Distal symmetric polyneuropathy (DSPN) is a common microvascular complication of both type 1 and 2 diabetes with substantial morbidity burden and reduced quality of life. Its association with mortality is equivocal.

Purpose

To describe the association between DSPN and all-cause mortality in people with diabetes and further stratify by the type of diabetes based on a meta-analysis of published observational studies.

Data Sources

We searched Medline from inception to May 2021.

Study Selection

Original data were collected from case-control and cohort studies that reported on diabetes and DSPN status at baseline and all-cause mortality during follow-up.

Data Extraction

was completed by diabetes specialists with clinical experience in neuropathy assessment.

Data Synthesis

Data was synthesized using random-effects meta-analysis.
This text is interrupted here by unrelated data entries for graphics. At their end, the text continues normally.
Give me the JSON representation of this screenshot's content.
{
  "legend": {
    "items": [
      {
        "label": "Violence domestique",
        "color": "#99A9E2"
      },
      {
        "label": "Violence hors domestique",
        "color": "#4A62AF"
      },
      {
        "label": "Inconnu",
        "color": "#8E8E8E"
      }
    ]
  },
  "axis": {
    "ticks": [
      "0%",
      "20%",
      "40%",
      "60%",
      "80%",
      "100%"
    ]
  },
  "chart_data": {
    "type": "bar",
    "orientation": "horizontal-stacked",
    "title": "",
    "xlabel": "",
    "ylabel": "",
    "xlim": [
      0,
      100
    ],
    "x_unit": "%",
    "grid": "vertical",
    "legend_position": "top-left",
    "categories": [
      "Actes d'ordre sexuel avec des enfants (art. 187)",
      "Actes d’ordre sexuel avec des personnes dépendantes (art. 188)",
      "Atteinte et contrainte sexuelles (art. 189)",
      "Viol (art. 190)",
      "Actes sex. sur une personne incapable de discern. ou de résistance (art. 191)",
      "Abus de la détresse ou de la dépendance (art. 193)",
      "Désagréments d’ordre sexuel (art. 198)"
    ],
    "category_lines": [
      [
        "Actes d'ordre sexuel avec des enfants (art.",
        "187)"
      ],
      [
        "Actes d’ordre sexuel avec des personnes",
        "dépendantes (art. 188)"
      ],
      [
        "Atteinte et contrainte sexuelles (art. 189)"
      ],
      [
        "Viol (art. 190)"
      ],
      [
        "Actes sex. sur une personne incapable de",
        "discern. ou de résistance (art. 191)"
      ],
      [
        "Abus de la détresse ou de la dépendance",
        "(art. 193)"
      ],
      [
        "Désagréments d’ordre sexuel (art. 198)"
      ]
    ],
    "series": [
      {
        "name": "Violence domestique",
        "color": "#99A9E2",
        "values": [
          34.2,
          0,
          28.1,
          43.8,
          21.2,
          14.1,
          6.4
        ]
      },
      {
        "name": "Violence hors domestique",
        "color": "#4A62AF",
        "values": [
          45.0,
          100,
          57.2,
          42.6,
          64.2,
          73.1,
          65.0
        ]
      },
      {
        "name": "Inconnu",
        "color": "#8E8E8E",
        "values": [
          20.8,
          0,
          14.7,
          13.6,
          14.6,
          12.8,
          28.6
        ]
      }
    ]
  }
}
The difference between type 1 and 2 diabetes was investigated using meta-regression.

Results

A total of 31 cohorts (n=155,934 participants, median 27.4% with DSPN at baseline, all-cause mortality 12.3%) were included. Diabetes patients with DSPN had an almost twofold mortality (HR: 1.96, 95%CI: 1.68-2.27, I2 = 91.7%), I2 = 91.7%) compared to those without DSPN that was partly explained by baseline risk factors (adjusted HR: 1.60, 95%CI: 1.37-1.87, I2 = 78.86%). The association was stronger in type 1 compared to type 2 diabetes (HR: 2.22, 95%CI: 1.43-3.45). Findings were robust in sensitivity analyses without significant publication bias.

Limitations

Not all papers reported multiple adjusted estimates. The definition of DSPN was heterogeneous.

Conclusions

DSPN is associated with an almost twofold risk of death. If this association is causal, targeted therapy for DSPN could improve life expectancy of diabetic patients.